The first shock is usually not the launch cost — it is month three when staging environments, oversized databases, and untagged resources pile up. Cloud providers are happy to sell you more capacity. Nobody will call you and suggest you spend less. That job is yours.
Start with visibility. Turn on billing alerts at 50%, 80%, and 100% of your budget. Tag every resource by team, project, and environment (prod, staging, dev). If you cannot see who spun up a $400-a-month machine, you cannot fix it. Most consoles have cost breakdown views — check them weekly, not quarterly.
Right-size your servers. A common pattern: pick a large instance at launch "to be safe" and never look again. Metrics show most VMs use a fraction of their CPU and RAM. Scale down, use autoscaling, or switch to burstable instance types for low-traffic apps. Schedule dev and test environments to shut off nights and weekends if nobody is working.
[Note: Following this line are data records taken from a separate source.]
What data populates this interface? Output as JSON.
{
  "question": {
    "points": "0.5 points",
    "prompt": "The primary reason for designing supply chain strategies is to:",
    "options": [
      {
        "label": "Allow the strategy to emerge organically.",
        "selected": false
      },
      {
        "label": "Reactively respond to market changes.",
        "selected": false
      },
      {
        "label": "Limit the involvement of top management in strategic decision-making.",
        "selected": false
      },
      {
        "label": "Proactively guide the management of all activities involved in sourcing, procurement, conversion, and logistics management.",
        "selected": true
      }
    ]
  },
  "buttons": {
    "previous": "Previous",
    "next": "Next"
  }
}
Storage adds up silently. Old snapshots, duplicate backups, and logs nobody reads still charge every month. Set lifecycle rules to move old files to cheaper tiers or delete them after 90 days. Compress what you can. One terabyte of junk costs the same as one terabyte of gold until you clean it out.
Reserved capacity and committed use discounts reward planning. If you know you will run the same database for a year, prepaying or committing saves 30–60% on some providers. Do not commit on day one — wait until usage is stable. Spot and preemptible instances cut compute costs for jobs that can survive interruption, like batch processing and CI builds.
Culture beats tools. Review costs in sprint planning the same way you review bugs. Delete resources when projects end. Question every always-on service. The goal is not penny-pinching on production — it is cutting waste so you can spend on things users actually feel, like faster pages and better reliability.